Substituting $v^2 = g l$ into the equation:
$T = m g + (2 m / l) \cdot (g l) = m g + 2 m g = 3 m g$.
Thus,the minimum strength of the string must be $3 m g$.

(D) When the object is released from rest, its velocity is zero. Therefore, the centripetal acceleration $(a_c = v^2/r)$ is zero.
The forces acting on the object are its weight $(mg)$ acting vertically downwards and the tension $(T)$ in the string acting along the string.
We resolve the weight $(mg)$ into two components: one along the string $(mg \cos 30^{\circ})$ and one perpendicular to the string $(mg \sin 30^{\circ})$.

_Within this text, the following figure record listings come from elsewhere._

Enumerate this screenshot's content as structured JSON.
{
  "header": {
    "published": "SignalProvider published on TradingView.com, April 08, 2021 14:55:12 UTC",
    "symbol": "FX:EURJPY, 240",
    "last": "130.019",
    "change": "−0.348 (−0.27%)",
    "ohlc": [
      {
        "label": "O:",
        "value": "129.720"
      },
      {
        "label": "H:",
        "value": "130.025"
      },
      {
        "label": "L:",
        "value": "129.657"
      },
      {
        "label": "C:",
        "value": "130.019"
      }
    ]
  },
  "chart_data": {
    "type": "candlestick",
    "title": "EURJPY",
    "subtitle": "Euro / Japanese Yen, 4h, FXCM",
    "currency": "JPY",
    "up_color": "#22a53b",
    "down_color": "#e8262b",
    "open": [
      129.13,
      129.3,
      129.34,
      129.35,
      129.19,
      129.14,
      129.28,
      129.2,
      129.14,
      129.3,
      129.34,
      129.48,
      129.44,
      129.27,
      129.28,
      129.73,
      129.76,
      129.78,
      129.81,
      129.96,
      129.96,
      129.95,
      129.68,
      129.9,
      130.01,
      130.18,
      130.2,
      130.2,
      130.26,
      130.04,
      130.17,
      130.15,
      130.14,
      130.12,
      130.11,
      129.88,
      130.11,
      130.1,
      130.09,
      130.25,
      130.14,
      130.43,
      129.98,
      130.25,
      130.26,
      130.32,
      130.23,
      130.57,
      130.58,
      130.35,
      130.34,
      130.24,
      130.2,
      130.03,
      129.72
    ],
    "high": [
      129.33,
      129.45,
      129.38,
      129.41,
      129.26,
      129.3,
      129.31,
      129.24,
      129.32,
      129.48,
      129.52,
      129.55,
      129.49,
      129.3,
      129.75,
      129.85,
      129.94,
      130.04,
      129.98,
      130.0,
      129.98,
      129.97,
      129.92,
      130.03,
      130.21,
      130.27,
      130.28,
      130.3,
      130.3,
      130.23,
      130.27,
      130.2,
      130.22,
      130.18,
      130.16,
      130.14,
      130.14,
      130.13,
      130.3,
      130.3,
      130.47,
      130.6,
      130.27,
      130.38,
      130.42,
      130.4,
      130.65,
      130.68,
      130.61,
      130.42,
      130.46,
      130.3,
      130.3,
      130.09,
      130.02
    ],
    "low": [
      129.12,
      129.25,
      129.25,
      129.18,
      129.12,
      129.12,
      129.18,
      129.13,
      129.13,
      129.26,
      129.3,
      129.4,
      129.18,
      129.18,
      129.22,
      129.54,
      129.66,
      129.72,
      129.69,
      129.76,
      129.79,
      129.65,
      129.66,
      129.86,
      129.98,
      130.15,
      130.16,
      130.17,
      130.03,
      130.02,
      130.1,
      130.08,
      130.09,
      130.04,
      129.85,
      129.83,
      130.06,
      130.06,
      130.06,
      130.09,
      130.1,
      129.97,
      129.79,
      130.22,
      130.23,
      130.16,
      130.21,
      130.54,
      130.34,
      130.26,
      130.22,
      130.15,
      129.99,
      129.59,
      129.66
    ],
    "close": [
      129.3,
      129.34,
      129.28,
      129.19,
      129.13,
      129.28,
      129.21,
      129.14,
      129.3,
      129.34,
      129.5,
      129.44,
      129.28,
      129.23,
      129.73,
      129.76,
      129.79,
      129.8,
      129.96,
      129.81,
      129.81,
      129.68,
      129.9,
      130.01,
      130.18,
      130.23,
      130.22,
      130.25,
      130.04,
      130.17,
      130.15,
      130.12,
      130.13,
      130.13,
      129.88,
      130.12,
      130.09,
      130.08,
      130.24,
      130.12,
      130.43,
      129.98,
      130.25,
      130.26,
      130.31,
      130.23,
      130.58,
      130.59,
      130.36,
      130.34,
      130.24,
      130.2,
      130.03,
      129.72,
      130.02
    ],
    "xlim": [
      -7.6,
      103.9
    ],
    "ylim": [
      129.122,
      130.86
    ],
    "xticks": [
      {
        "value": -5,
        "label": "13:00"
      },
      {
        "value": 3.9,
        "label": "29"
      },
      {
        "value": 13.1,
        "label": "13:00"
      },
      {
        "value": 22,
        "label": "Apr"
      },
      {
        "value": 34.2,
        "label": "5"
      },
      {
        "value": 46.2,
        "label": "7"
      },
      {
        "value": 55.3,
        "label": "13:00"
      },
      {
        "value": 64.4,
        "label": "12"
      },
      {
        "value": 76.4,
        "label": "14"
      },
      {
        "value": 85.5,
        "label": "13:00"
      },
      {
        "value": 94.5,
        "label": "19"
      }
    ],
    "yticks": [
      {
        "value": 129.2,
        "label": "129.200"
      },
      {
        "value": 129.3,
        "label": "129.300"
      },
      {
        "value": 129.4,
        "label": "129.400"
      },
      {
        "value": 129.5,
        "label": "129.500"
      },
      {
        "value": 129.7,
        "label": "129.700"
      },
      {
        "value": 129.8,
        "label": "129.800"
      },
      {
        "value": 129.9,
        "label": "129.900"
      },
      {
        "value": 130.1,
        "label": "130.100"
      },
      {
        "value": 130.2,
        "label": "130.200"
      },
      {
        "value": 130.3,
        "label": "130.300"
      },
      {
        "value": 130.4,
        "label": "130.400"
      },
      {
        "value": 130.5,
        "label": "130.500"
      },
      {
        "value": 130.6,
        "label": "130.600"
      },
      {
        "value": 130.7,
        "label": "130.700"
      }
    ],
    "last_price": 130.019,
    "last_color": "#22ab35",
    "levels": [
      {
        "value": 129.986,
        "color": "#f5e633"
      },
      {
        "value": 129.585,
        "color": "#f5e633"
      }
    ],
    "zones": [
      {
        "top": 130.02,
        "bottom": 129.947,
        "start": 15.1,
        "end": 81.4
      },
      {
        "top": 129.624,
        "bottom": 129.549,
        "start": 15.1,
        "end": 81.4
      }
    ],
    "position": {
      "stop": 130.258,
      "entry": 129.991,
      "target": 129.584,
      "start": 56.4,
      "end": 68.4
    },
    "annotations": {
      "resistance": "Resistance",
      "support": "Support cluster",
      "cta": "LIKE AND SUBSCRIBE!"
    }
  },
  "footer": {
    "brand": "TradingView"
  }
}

Since the string remains taut and the object starts from rest, the net force along the string must be zero to satisfy the condition of no radial motion at the instant of release $(T - mg \cos 30^{\circ} = 0)$.

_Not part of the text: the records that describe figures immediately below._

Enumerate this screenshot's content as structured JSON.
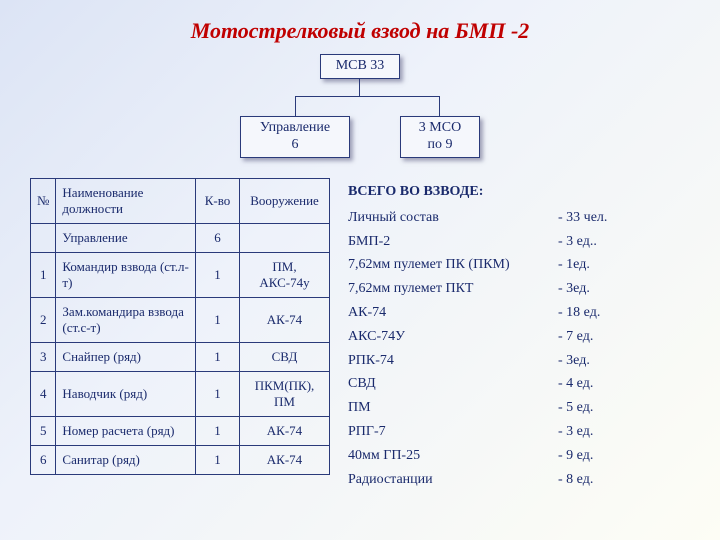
{
  "title": "Мотострелковый взвод на БМП -2",
  "org": {
    "top": "МСВ 33",
    "left_l1": "Управление",
    "left_l2": "6",
    "right_l1": "3 МСО",
    "right_l2": "по 9"
  },
  "table": {
    "h_num": "№",
    "h_name_l1": "Наименование",
    "h_name_l2": "должности",
    "h_qty": "К-во",
    "h_arm": "Вооружение",
    "sub_name": "Управление",
    "sub_qty": "6",
    "rows": [
      {
        "n": "1",
        "name": "Командир взвода (ст.л-т)",
        "qty": "1",
        "arm": "ПМ, АКС-74у"
      },
      {
        "n": "2",
        "name": "Зам.командира взвода (ст.с-т)",
        "qty": "1",
        "arm": "АК-74"
      },
      {
        "n": "3",
        "name": "Снайпер (ряд)",
        "qty": "1",
        "arm": "СВД"
      },
      {
        "n": "4",
        "name": "Наводчик (ряд)",
        "qty": "1",
        "arm": "ПКМ(ПК), ПМ"
      },
      {
        "n": "5",
        "name": "Номер расчета (ряд)",
        "qty": "1",
        "arm": "АК-74"
      },
      {
        "n": "6",
        "name": "Санитар (ряд)",
        "qty": "1",
        "arm": "АК-74"
      }
    ]
  },
  "summary": {
    "title": "ВСЕГО ВО ВЗВОДЕ:",
    "items": [
      {
        "label": "Личный состав",
        "val": "- 33 чел."
      },
      {
        "label": "БМП-2",
        "val": "-  3 ед.."
      },
      {
        "label": "7,62мм пулемет ПК (ПКМ)",
        "val": "-  1ед."
      },
      {
        "label": "7,62мм пулемет ПКТ",
        "val": "-  3ед."
      },
      {
        "label": "АК-74",
        "val": "- 18 ед."
      },
      {
        "label": "АКС-74У",
        "val": "-  7 ед."
      },
      {
        "label": "РПК-74",
        "val": "-  3ед."
      },
      {
        "label": "СВД",
        "val": "-  4 ед."
      },
      {
        "label": "ПМ",
        "val": "-  5 ед."
      },
      {
        "label": "РПГ-7",
        "val": "-  3 ед."
      },
      {
        "label": "40мм ГП-25",
        "val": "-  9 ед."
      },
      {
        "label": "Радиостанции",
        "val": "-  8 ед."
      }
    ]
  }
}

The net force acting on the object is the component perpendicular to the string, which is $F_{net} = mg \sin 30^{\circ}$.
Using Newton's second law, $F_{net} = ma$, we get:
$ma = mg \sin 30^{\circ}$
$a = g \sin 30^{\circ}$
Given $g = 10 \,ms^{-2}$ and $\sin 30^{\circ} = 0.5$:
$a = 10 \times 0.5 = 5.0 \,ms^{-2}$.

(A) The formula for the time period $T$ of a simple pendulum is given by $T = 2\pi \sqrt{\frac{\ell}{g}}$.

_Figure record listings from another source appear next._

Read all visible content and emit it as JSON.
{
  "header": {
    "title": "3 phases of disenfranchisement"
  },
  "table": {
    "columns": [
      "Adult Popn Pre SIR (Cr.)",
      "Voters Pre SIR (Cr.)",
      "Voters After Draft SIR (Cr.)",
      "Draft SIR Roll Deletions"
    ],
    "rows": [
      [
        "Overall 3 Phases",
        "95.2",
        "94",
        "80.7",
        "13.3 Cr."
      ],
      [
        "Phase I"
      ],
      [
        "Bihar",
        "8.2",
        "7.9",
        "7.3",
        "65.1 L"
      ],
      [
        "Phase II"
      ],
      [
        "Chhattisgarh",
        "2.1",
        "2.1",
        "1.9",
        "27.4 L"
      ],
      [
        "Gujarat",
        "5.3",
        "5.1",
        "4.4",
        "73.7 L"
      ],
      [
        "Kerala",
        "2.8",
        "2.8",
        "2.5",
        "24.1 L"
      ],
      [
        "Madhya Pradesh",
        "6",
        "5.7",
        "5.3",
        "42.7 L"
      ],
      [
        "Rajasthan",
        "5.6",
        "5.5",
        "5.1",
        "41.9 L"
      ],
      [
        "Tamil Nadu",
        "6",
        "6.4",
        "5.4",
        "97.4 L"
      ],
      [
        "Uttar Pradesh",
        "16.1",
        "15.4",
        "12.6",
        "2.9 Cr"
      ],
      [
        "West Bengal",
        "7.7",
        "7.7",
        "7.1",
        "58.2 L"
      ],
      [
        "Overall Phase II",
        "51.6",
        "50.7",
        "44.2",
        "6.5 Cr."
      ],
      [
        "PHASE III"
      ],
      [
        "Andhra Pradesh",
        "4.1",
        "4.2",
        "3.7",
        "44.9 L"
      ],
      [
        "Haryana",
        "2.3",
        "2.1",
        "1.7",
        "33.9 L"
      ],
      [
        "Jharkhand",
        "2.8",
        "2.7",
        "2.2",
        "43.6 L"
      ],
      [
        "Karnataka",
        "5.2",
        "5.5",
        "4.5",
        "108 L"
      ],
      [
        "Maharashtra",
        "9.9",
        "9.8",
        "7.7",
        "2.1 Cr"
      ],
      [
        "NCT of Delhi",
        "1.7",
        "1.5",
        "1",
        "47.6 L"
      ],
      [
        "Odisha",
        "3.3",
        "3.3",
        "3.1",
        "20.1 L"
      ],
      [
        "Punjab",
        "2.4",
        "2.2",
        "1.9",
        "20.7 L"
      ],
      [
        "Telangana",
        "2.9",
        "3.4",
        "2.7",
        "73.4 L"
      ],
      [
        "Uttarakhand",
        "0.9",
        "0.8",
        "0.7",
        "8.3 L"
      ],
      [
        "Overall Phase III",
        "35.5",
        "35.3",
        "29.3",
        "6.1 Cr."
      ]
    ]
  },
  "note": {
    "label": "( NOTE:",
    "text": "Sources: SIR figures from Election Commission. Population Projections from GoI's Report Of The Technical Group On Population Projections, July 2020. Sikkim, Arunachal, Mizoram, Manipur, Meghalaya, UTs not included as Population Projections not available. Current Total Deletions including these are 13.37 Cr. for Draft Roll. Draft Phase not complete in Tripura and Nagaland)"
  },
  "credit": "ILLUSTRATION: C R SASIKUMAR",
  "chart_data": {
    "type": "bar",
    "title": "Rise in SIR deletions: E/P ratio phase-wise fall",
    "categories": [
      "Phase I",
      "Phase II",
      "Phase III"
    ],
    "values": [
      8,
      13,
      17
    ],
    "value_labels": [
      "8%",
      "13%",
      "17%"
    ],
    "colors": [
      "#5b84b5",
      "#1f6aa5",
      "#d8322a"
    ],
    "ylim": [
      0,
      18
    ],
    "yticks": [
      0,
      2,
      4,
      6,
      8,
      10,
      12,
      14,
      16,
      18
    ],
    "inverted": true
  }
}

Given: $T = 4 \ s$ and $g = \pi^2 \ ms^{-2}$.
Substituting these values into the formula:
$4 = 2\pi \sqrt{\frac{\ell}{\pi^2}}$
Squaring both sides:
$16 = 4\pi^2 \cdot \frac{\ell}{\pi^2}$
$16 = 4\ell$
$\ell = \frac{16}{4} = 4 \ m$.
Therefore,the length of the pendulum is $4 \ m$.

(C) The frequency of a simple pendulum is given by the formula:
$f = \frac{1}{2 \pi} \sqrt{\frac{g}{\ell}}$
From this formula, we can see that the frequency is inversely proportional to the square root of the length of the pendulum:
$f \propto \frac{1}{\sqrt{\ell}}$
Let the initial length be $\ell_1 = \ell$ and the initial frequency be $f_1 = 8 \,Hz$.
When the string is clamped at its midpoint, the new length becomes $\ell_2 = \frac{\ell}{2}$.
Now, we can find the ratio of the new frequency $f_2$ to the initial frequency $f_1$:
$\frac{f_2}{f_1} = \sqrt{\frac{\ell_1}{\ell_2}} = \sqrt{\frac{\ell}{\ell / 2}} = \sqrt{2}$
Therefore, the new frequency $f_2$ is:
$f_2 = \sqrt{2} \times f_1 = \sqrt{2} \times 8 \,Hz \approx 1.414 \times 8 \,Hz = 11.312 \,Hz$.
Rounding to the nearest provided option, we get $11.28 \,Hz$.

(A) simple pendulum consists of a point mass (bob) suspended by a massless,inextensible string.
For a simple pendulum oscillating in a plane,the position of the bob is uniquely determined by a single coordinate,which is the angle $\theta$ that the string makes with the vertical.
Therefore,the number of degrees of freedom for an oscillating simple pendulum is $1$.